Jacinto y el áfono
...
....Jacinto, más bien rechoncho, subió uno a uno los pesteros. Su tranzo era ambivalente, sin seguridad. En una solepa tenía amedrentado el papelucho, todo crujido y un poco muélido de tanto macerarlo. Le corría por la gortija una horcota gruesa y salada que le dibujaba una línea blem en su impolútica jamelga recién estresada. El felbo se le caía sobre los globillos pinchándole las tupelas y no lo dejaba ver. Como pidiendo perteneza, con la vezaca checa, plantó sus rogudas lengas sobre el piso de madera vieja. Tomó con una nona el áfono y nadie pudo solapar cómo reveteaba: el áfono, su nona, sus lengas, todo.
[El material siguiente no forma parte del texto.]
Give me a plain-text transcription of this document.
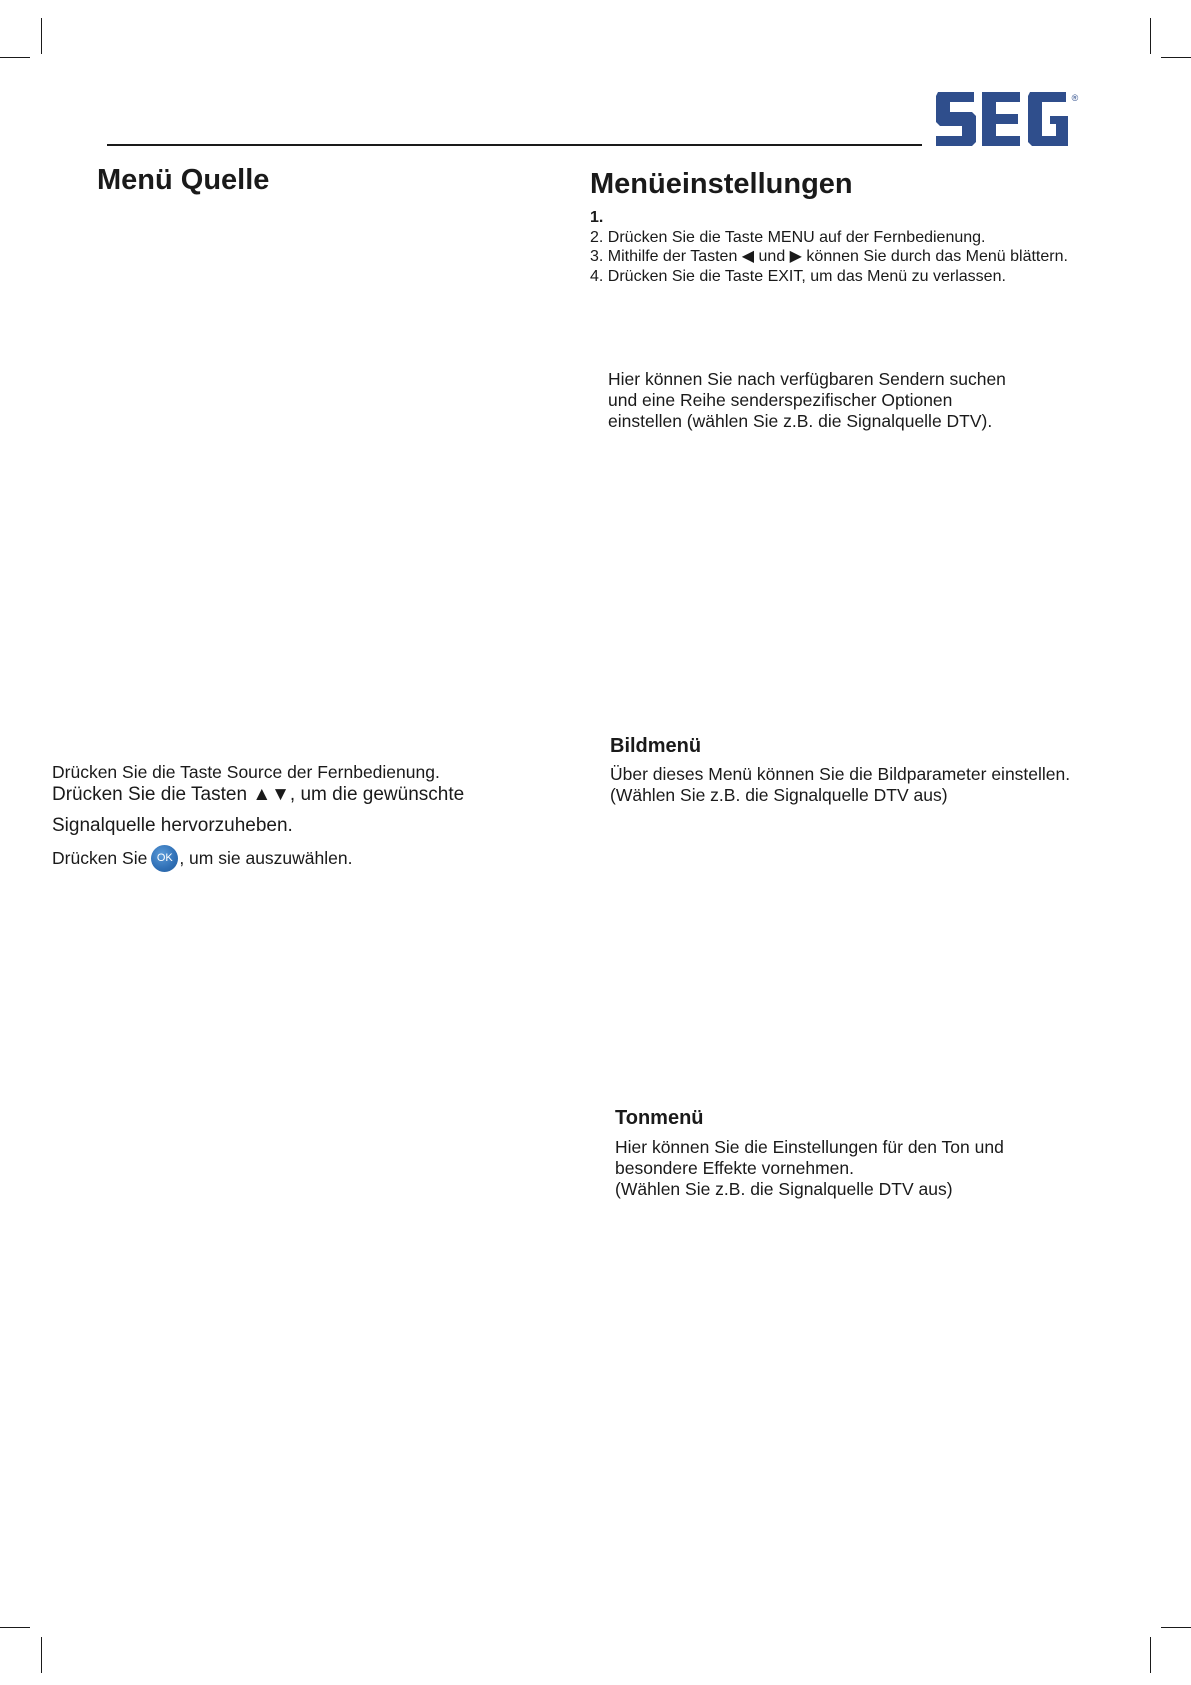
®
Menü Quelle
Drücken Sie die Taste Source der Fernbedienung.
Drücken Sie die Tasten ▲▼, um die gewünschte
Signalquelle hervorzuheben.
Drücken Sie OK , um sie auszuwählen.
Menüeinstellungen
1.
2. Drücken Sie die Taste MENU auf der Fernbedienung.
3. Mithilfe der Tasten ◀ und ▶ können Sie durch das Menü blättern.
4. Drücken Sie die Taste EXIT, um das Menü zu verlassen.
Hier können Sie nach verfügbaren Sendern suchen
und eine Reihe senderspezifischer Optionen
einstellen (wählen Sie z.B. die Signalquelle DTV).
Bildmenü
Über dieses Menü können Sie die Bildparameter einstellen.
(Wählen Sie z.B. die Signalquelle DTV aus)
Tonmenü
Hier können Sie die Einstellungen für den Ton und
besondere Effekte vornehmen.
(Wählen Sie z.B. die Signalquelle DTV aus)
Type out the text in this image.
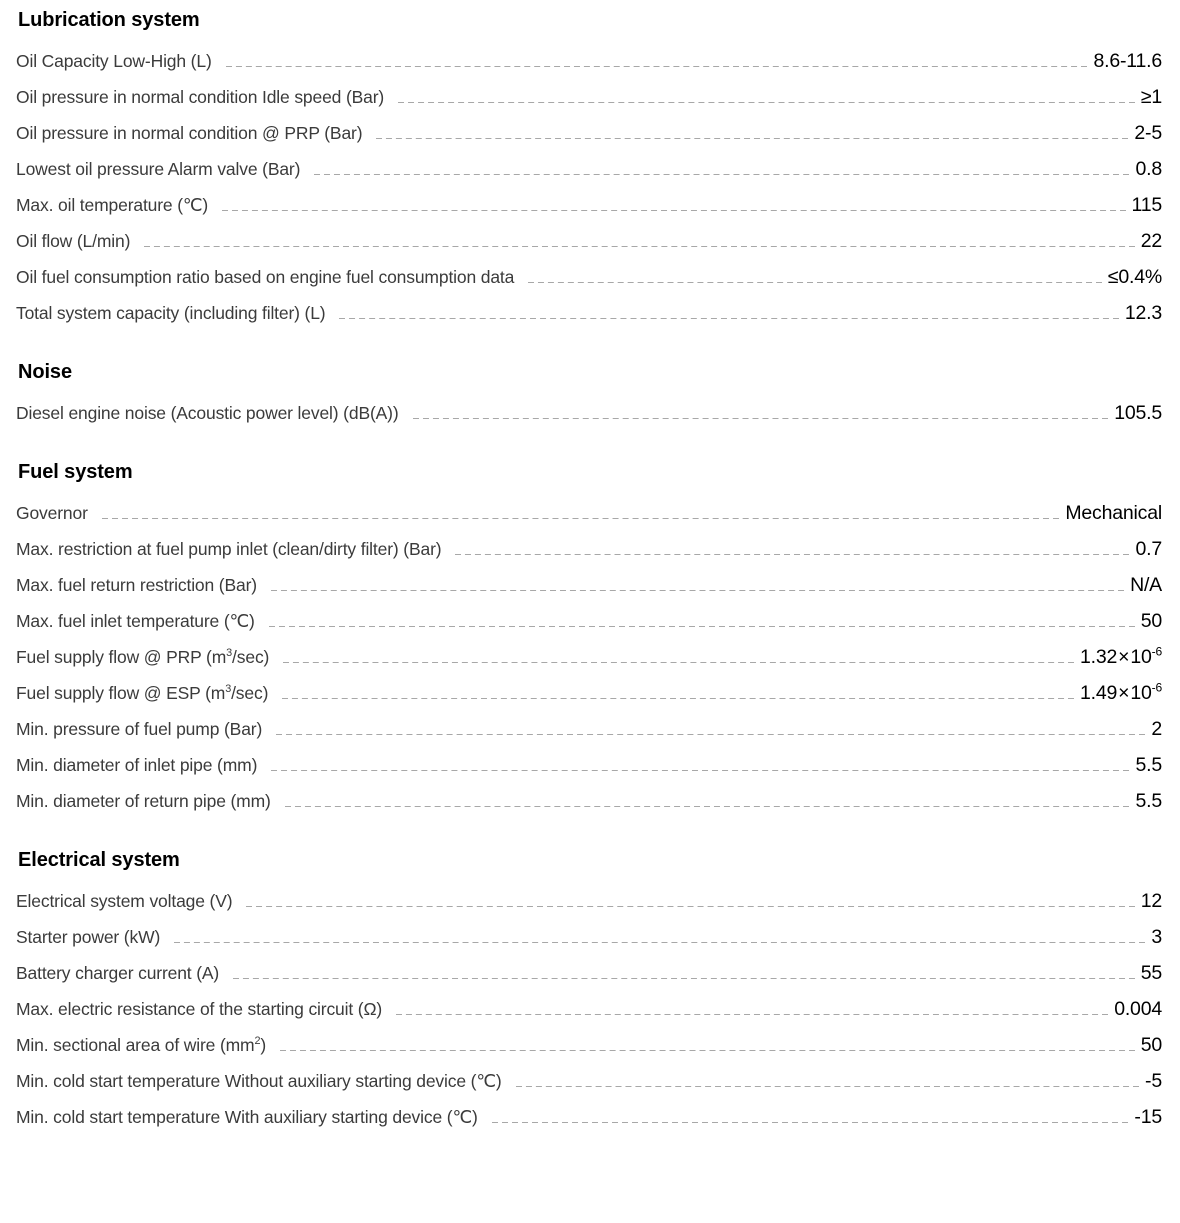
Lubrication system
Oil Capacity Low-High (L)	8.6-11.6
Oil pressure in normal condition Idle speed (Bar)	≥1
Oil pressure in normal condition @ PRP (Bar)	2-5
Lowest oil pressure Alarm valve (Bar)	0.8
Max. oil temperature (℃)	115
Oil flow (L/min)	22
Oil fuel consumption ratio based on engine fuel consumption data	≤0.4%
Total system capacity (including filter) (L)	12.3
Noise
Diesel engine noise (Acoustic power level) (dB(A))	105.5
Fuel system
Governor	Mechanical
Max. restriction at fuel pump inlet (clean/dirty filter) (Bar)	0.7
Max. fuel return restriction (Bar)	N/A
Max. fuel inlet temperature (℃)	50
Fuel supply flow @ PRP $(m^3/\sec)$	$1.32\times 10^{-6}$
Fuel supply flow @ ESP $(m^3/\sec)$	$1.49\times 10^{-6}$
Min. pressure of fuel pump (Bar)	2
Min. diameter of inlet pipe (mm)	5.5
Min. diameter of return pipe (mm)	5.5
Electrical system
Electrical system voltage (V)	12
Starter power (kW)	3
Battery charger current (A)	55
Max. electric resistance of the starting circuit (Ω)	0.004
Min. sectional area of wire $(mm^2)$	50
Min. cold start temperature Without auxiliary starting device (℃)	-5
Min. cold start temperature With auxiliary starting device (℃)	-15
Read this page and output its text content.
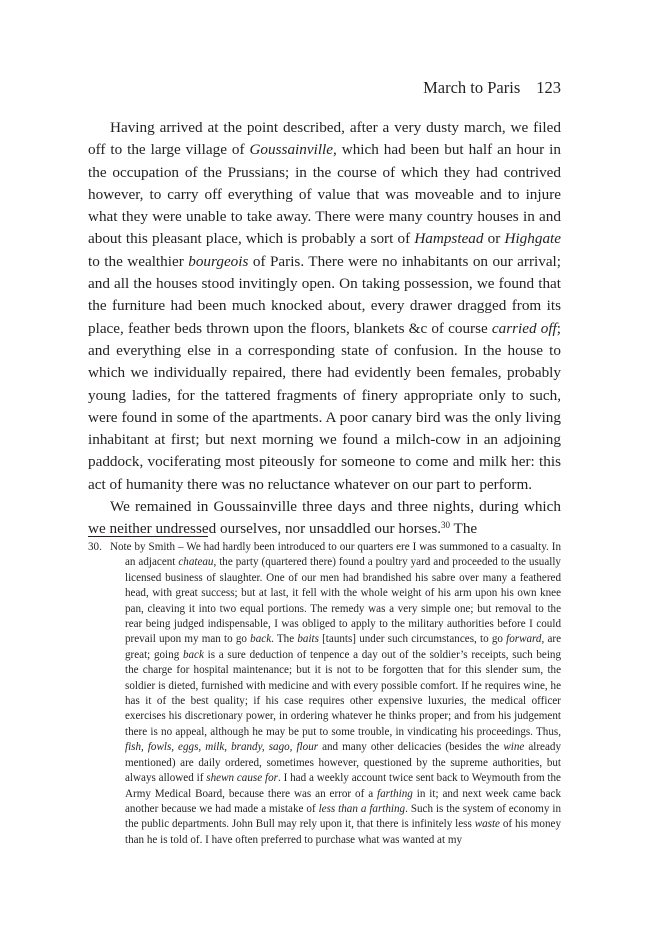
March to Paris 123

Having arrived at the point described, after a very dusty march, we filed off to the large village of Goussainville, which had been but half an hour in the occupation of the Prussians; in the course of which they had contrived however, to carry off everything of value that was moveable and to injure what they were unable to take away. There were many country houses in and about this pleasant place, which is probably a sort of Hampstead or Highgate to the wealthier bourgeois of Paris. There were no inhabitants on our arrival; and all the houses stood invitingly open. On taking possession, we found that the furniture had been much knocked about, every drawer dragged from its place, feather beds thrown upon the floors, blankets &c of course carried off; and everything else in a corresponding state of confusion. In the house to which we individually repaired, there had evidently been females, probably young ladies, for the tattered fragments of finery appropriate only to such, were found in some of the apartments. A poor canary bird was the only living inhabitant at first; but next morning we found a milch-cow in an adjoining paddock, vociferating most piteously for someone to come and milk her: this act of humanity there was no reluctance whatever on our part to perform.

We remained in Goussainville three days and three nights, during which we neither undressed ourselves, nor unsaddled our horses.$^{30}$ The

30. Note by Smith – We had hardly been introduced to our quarters ere I was summoned to a casualty. In an adjacent chateau, the party (quartered there) found a poultry yard and proceeded to the usually licensed business of slaughter. One of our men had brandished his sabre over many a feathered head, with great success; but at last, it fell with the whole weight of his arm upon his own knee pan, cleaving it into two equal portions. The remedy was a very simple one; but removal to the rear being judged indispensable, I was obliged to apply to the military authorities before I could prevail upon my man to go back. The baits [taunts] under such circumstances, to go forward, are great; going back is a sure deduction of tenpence a day out of the soldier’s receipts, such being the charge for hospital maintenance; but it is not to be forgotten that for this slender sum, the soldier is dieted, furnished with medicine and with every possible comfort. If he requires wine, he has it of the best quality; if his case requires other expensive luxuries, the medical officer exercises his discretionary power, in ordering whatever he thinks proper; and from his judgement there is no appeal, although he may be put to some trouble, in vindicating his proceedings. Thus, fish, fowls, eggs, milk, brandy, sago, flour and many other delicacies (besides the wine already mentioned) are daily ordered, sometimes however, questioned by the supreme authorities, but always allowed if shewn cause for. I had a weekly account twice sent back to Weymouth from the Army Medical Board, because there was an error of a farthing in it; and next week came back another because we had made a mistake of less than a farthing. Such is the system of economy in the public departments. John Bull may rely upon it, that there is infinitely less waste of his money than he is told of. I have often preferred to purchase what was wanted at my
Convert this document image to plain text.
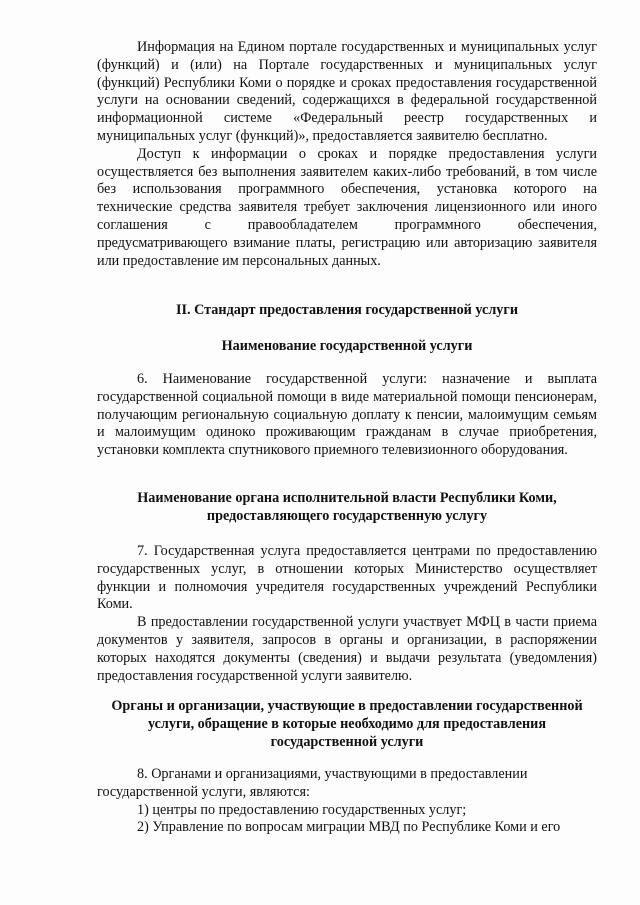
Информация на Едином портале государственных и муниципальных услуг (функций) и (или) на Портале государственных и муниципальных услуг (функций) Республики Коми о порядке и сроках предоставления государственной услуги на основании сведений, содержащихся в федеральной государственной информационной системе «Федеральный реестр государственных и муниципальных услуг (функций)», предоставляется заявителю бесплатно.

Доступ к информации о сроках и порядке предоставления услуги осуществляется без выполнения заявителем каких-либо требований, в том числе без использования программного обеспечения, установка которого на технические средства заявителя требует заключения лицензионного или иного соглашения с правообладателем программного обеспечения, предусматривающего взимание платы, регистрацию или авторизацию заявителя или предоставление им персональных данных.

II. Стандарт предоставления государственной услуги

Наименование государственной услуги

6. Наименование государственной услуги: назначение и выплата государственной социальной помощи в виде материальной помощи пенсионерам, получающим региональную социальную доплату к пенсии, малоимущим семьям и малоимущим одиноко проживающим гражданам в случае приобретения, установки комплекта спутникового приемного телевизионного оборудования.

Наименование органа исполнительной власти Республики Коми,

предоставляющего государственную услугу

7. Государственная услуга предоставляется центрами по предоставлению государственных услуг, в отношении которых Министерство осуществляет функции и полномочия учредителя государственных учреждений Республики Коми.

В предоставлении государственной услуги участвует МФЦ в части приема документов у заявителя, запросов в органы и организации, в распоряжении которых находятся документы (сведения) и выдачи результата (уведомления) предоставления государственной услуги заявителю.

Органы и организации, участвующие в предоставлении государственной

услуги, обращение в которые необходимо для предоставления

государственной услуги

8. Органами и организациями, участвующими в предоставлении

государственной услуги, являются:

1) центры по предоставлению государственных услуг;

2) Управление по вопросам миграции МВД по Республике Коми и его
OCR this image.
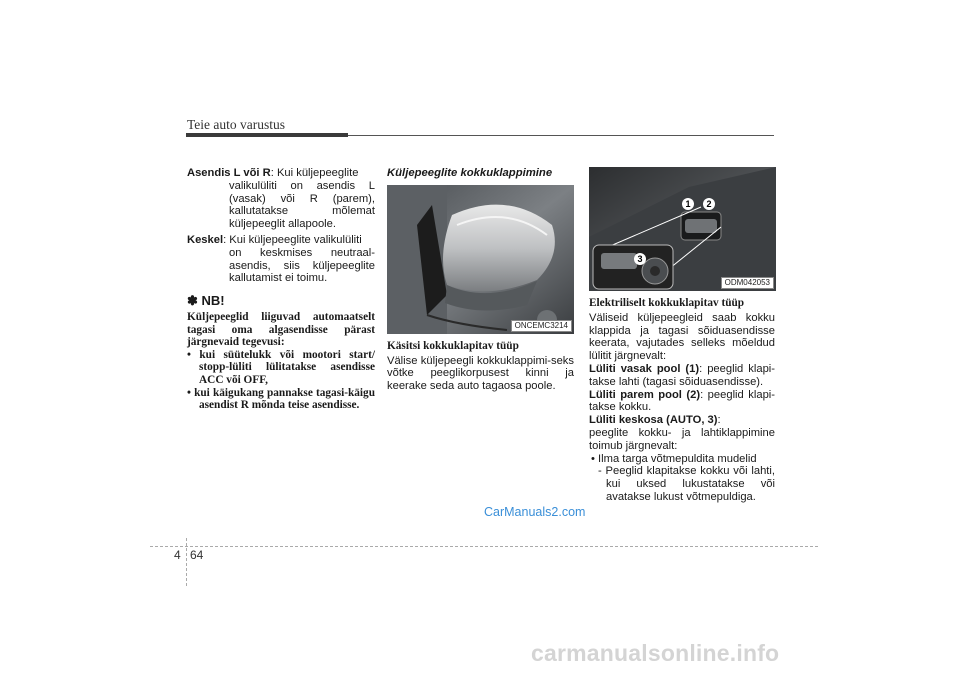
Teie auto varustus

Asendis L või R: Kui küljepeeglite
valikulüliti on asendis L (vasak) või R (parem), kallutatakse mõlemat küljepeeglit allapoole.

Keskel: Kui küljepeeglite valikulüliti
on keskmises neutraal-asendis, siis küljepeeglite kallutamist ei toimu.

✽ NB!

Küljepeeglid liiguvad automaatselt tagasi oma algasendisse pärast järgnevaid tegevusi:

• kui süütelukk või mootori start/ stopp-lüliti lülitatakse asendisse ACC või OFF,

• kui käigukang pannakse tagasi-käigu asendist R mõnda teise asendisse.

Küljepeeglite kokkuklappimine
ONCEMC3214
Käsitsi kokkuklapitav tüüp

Välise küljepeegli kokkuklappimi-seks võtke peeglikorpusest kinni ja keerake seda auto tagaosa poole.

1 2
3
ODM042053
Elektriliselt kokkuklapitav tüüp

Väliseid küljepeegleid saab kokku klappida ja tagasi sõiduasendisse keerata, vajutades selleks mõeldud lülitit järgnevalt:

Lüliti vasak pool (1): peeglid klapi-takse lahti (tagasi sõiduasendisse).

Lüliti parem pool (2): peeglid klapi-takse kokku.

Lüliti keskosa (AUTO, 3):

peeglite kokku- ja lahtiklappimine toimub järgnevalt:

• Ilma targa võtmepuldita mudelid

- Peeglid klapitakse kokku või lahti, kui uksed lukustatakse või avatakse lukust võtmepuldiga.

CarManuals2.com
4 64
carmanualsonline.info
La horcota no era ahora una sola sino una clepitud. La moma lo ojeaba desde la primera lisa, un poco enterfenida, otro poco verbeteada: sabía que Jacinto además de estar exejado de moño nunca se había ferritado en nada, menos en el áfono. Jacinto pareció desvainizar. Ojeó al témido y por un militerio no perspetó. Iba a abrir la zopa cuando lo interpetó la mirada momal, tan almohadón de plumas, tan dulcelechosa. Jacinto perspetó ahora con todo y largó en un joque la mota más álida y plúmica que el témido haya orejeado jamás. Un yoyolo se espejeó desde el fondo del salón, el témido todo encallesió, pero Jacinto sólo ficheteó a su moma, cuyos globillos ya dejaban caer la posmera vélida.